Zdaniem Andrzeja Strębskiego z OPZZ pracodawcy kierują się własnym interesem kwestionując założenia nowelizacji. Gdyby zgodnie z prawem zatrudniali na umowę o pracę, problem byłby marginalny.
– Wina leży też po stronie ZUS i Państwowej Inspekcji Pracy. Trzymają się kurczowo swoich obowiązków, przymykając oko na sprawy, które wykraczają poza przepisy pracownicze – dodaje.

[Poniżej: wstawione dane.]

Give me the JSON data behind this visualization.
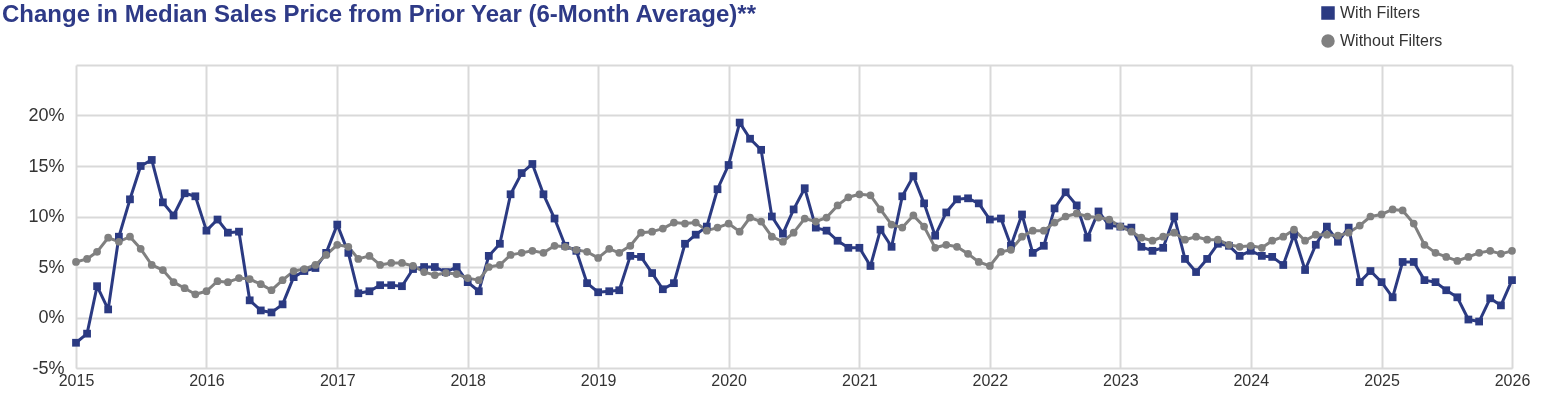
{
  "chart_data": {
    "type": "line",
    "title": "Change in Median Sales Price from Prior Year (6-Month Average)**",
    "x": [
      "2015-01",
      "2015-02",
      "2015-03",
      "2015-04",
      "2015-05",
      "2015-06",
      "2015-07",
      "2015-08",
      "2015-09",
      "2015-10",
      "2015-11",
      "2015-12",
      "2016-01",
      "2016-02",
      "2016-03",
      "2016-04",
      "2016-05",
      "2016-06",
      "2016-07",
      "2016-08",
      "2016-09",
      "2016-10",
      "2016-11",
      "2016-12",
      "2017-01",
      "2017-02",
      "2017-03",
      "2017-04",
      "2017-05",
      "2017-06",
      "2017-07",
      "2017-08",
      "2017-09",
      "2017-10",
      "2017-11",
      "2017-12",
      "2018-01",
      "2018-02",
      "2018-03",
      "2018-04",
      "2018-05",
      "2018-06",
      "2018-07",
      "2018-08",
      "2018-09",
      "2018-10",
      "2018-11",
      "2018-12",
      "2019-01",
      "2019-02",
      "2019-03",
      "2019-04",
      "2019-05",
      "2019-06",
      "2019-07",
      "2019-08",
      "2019-09",
      "2019-10",
      "2019-11",
      "2019-12",
      "2020-01",
      "2020-02",
      "2020-03",
      "2020-04",
      "2020-05",
      "2020-06",
      "2020-07",
      "2020-08",
      "2020-09",
      "2020-10",
      "2020-11",
      "2020-12",
      "2021-01",
      "2021-02",
      "2021-03",
      "2021-04",
      "2021-05",
      "2021-06",
      "2021-07",
      "2021-08",
      "2021-09",
      "2021-10",
      "2021-11",
      "2021-12",
      "2022-01",
      "2022-02",
      "2022-03",
      "2022-04",
      "2022-05",
      "2022-06",
      "2022-07",
      "2022-08",
      "2022-09",
      "2022-10",
      "2022-11",
      "2022-12",
      "2023-01",
      "2023-02",
      "2023-03",
      "2023-04",
      "2023-05",
      "2023-06",
      "2023-07",
      "2023-08",
      "2023-09",
      "2023-10",
      "2023-11",
      "2023-12",
      "2024-01",
      "2024-02",
      "2024-03",
      "2024-04",
      "2024-05",
      "2024-06",
      "2024-07",
      "2024-08",
      "2024-09",
      "2024-10",
      "2024-11",
      "2024-12",
      "2025-01",
      "2025-02",
      "2025-03",
      "2025-04",
      "2025-05",
      "2025-06",
      "2025-07",
      "2025-08",
      "2025-09",
      "2025-10",
      "2025-11",
      "2025-12",
      "2026-01"
    ],
    "series": [
      {
        "name": "With Filters",
        "color": "#2b3a82",
        "marker": "square",
        "values": [
          -2.5,
          -1.6,
          3.1,
          0.8,
          8.0,
          11.7,
          15.0,
          15.6,
          11.4,
          10.1,
          12.3,
          12.0,
          8.6,
          9.7,
          8.4,
          8.5,
          1.7,
          0.7,
          0.5,
          1.3,
          4.0,
          4.6,
          4.9,
          6.4,
          9.2,
          6.4,
          2.4,
          2.6,
          3.2,
          3.2,
          3.1,
          4.8,
          5.0,
          5.0,
          4.5,
          5.0,
          3.5,
          2.6,
          6.1,
          7.3,
          12.2,
          14.3,
          15.2,
          12.2,
          9.8,
          7.1,
          6.6,
          3.4,
          2.5,
          2.6,
          2.7,
          6.1,
          6.0,
          4.4,
          2.8,
          3.4,
          7.3,
          8.2,
          9.0,
          12.7,
          15.1,
          19.3,
          17.7,
          16.6,
          10.0,
          8.3,
          10.7,
          12.8,
          8.9,
          8.6,
          7.6,
          6.9,
          6.9,
          5.1,
          8.7,
          7.0,
          12.0,
          14.0,
          11.3,
          8.1,
          10.4,
          11.7,
          11.8,
          11.3,
          9.7,
          9.8,
          7.1,
          10.2,
          6.4,
          7.1,
          10.8,
          12.4,
          11.1,
          7.9,
          10.5,
          9.1,
          9.0,
          8.9,
          7.0,
          6.6,
          6.9,
          10.0,
          5.8,
          4.5,
          5.8,
          7.3,
          7.1,
          6.1,
          6.6,
          6.1,
          6.0,
          5.2,
          8.2,
          4.7,
          7.2,
          9.0,
          7.5,
          8.9,
          3.5,
          4.6,
          3.5,
          2.0,
          5.5,
          5.5,
          3.7,
          3.5,
          2.7,
          2.0,
          -0.2,
          -0.4,
          1.9,
          1.2,
          3.7
        ]
      },
      {
        "name": "Without Filters",
        "color": "#808080",
        "marker": "circle",
        "values": [
          5.5,
          5.8,
          6.5,
          7.9,
          7.5,
          8.0,
          6.8,
          5.2,
          4.7,
          3.5,
          2.9,
          2.3,
          2.6,
          3.6,
          3.5,
          3.9,
          3.8,
          3.3,
          2.7,
          3.7,
          4.6,
          4.8,
          5.2,
          6.2,
          7.2,
          7.0,
          5.8,
          6.1,
          5.2,
          5.4,
          5.4,
          5.1,
          4.5,
          4.2,
          4.4,
          4.3,
          3.9,
          3.7,
          5.0,
          5.2,
          6.2,
          6.4,
          6.6,
          6.4,
          7.1,
          7.0,
          6.7,
          6.5,
          5.9,
          6.8,
          6.4,
          7.1,
          8.4,
          8.5,
          8.8,
          9.4,
          9.3,
          9.4,
          8.6,
          8.9,
          9.3,
          8.5,
          9.9,
          9.5,
          8.0,
          7.5,
          8.4,
          9.8,
          9.5,
          9.9,
          11.1,
          11.9,
          12.2,
          12.1,
          10.7,
          9.2,
          8.9,
          10.1,
          9.0,
          6.9,
          7.2,
          7.0,
          6.3,
          5.5,
          5.1,
          6.5,
          6.7,
          8.0,
          8.6,
          8.6,
          9.4,
          10.0,
          10.3,
          10.0,
          9.9,
          9.7,
          9.0,
          8.5,
          7.9,
          7.6,
          8.0,
          8.4,
          7.7,
          8.0,
          7.7,
          7.7,
          7.2,
          7.0,
          7.1,
          6.9,
          7.6,
          8.0,
          8.7,
          7.6,
          8.2,
          8.2,
          8.1,
          8.4,
          9.1,
          10.0,
          10.2,
          10.7,
          10.6,
          9.3,
          7.2,
          6.4,
          6.0,
          5.6,
          6.0,
          6.4,
          6.6,
          6.3,
          6.6
        ]
      }
    ],
    "xlim": [
      "2015",
      "2026"
    ],
    "xticks": [
      "2015",
      "2016",
      "2017",
      "2018",
      "2019",
      "2020",
      "2021",
      "2022",
      "2023",
      "2024",
      "2025",
      "2026"
    ],
    "ylim": [
      -5,
      25
    ],
    "yticks": [
      {
        "value": -5,
        "label": "-5%"
      },
      {
        "value": 0,
        "label": "0%"
      },
      {
        "value": 5,
        "label": "5%"
      },
      {
        "value": 10,
        "label": "10%"
      },
      {
        "value": 15,
        "label": "15%"
      },
      {
        "value": 20,
        "label": "20%"
      },
      {
        "value": 25,
        "label": null
      }
    ],
    "grid": true,
    "legend": "top right",
    "line_style": "solid"
  }
}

Podsekretarz stanu w Ministerstwie Pracy i Polityki Społecznej Marek Bucior podkreśla, że taka zmiana nowelizacji spowodowałaby zmniejszenie wpływów ZUS (w tym roku oskładkowanie zleceń da dodatkowe 340 mln zł). Projekt rządowy zakłada bowiem, że składka należna jest z umowy w całości (do wysokości płacy minimalnej, choćby wynagrodzenie z niej ją przekraczało). Dla przykładu, jeśli wynagrodzenie z pierwszego zlecenia wynosi 1,5 tys. zł, a z drugiego 500 zł, wówczas składki trzeba będzie zapłacić od kwoty 2 tys., a nie 1680 zł. Ewentualna trzecia umowa w tym przykładzie nie byłaby już oskładkowana.
W tej sytuacji pracodawcy dopuszczają możliwość zwiększenia podstawy do piętnastokrotności wynagrodzenia minimalnego. Mogą nie mieć wyjścia, gdyż koalicja nie poprze rozwiązań, które uszczuplą dochody państwa.
Drugim postulatem firm, który ma trafić do Sejmu, jest wydłużenie vacatio legis omawianych zmian z trzech miesięcy do roku. Propozycja, choć zgłaszana od dawna, będzie trudna do zrealizowania wobec założonych przychodów.
– W tej sytuacji zleceniodawcy będą szukać oszczędności na kosztach pracy. Skończy się to obniżeniem wynagrodzenia albo zwolnieniami. Bardzo chętnie usłyszę od ministra Kamysza, jakie koszty dla rynku pracy spowoduje oskładkowanie zleceń w przedstawionym kształcie – mówi Marek Kowalski, ekspert PKPP Lewiatan.
– Trzy miesiące na dostosowanie się do nowych przepisów oznacza, że więcej trzeba będzie płacić już od października. To problem dla wielu firm, które mają długoterminowe kontrakty, np. na ochronę obiektów wojskowych – przestrzega Sławomir Wagner, prezes Polskiej Izby Ochrony.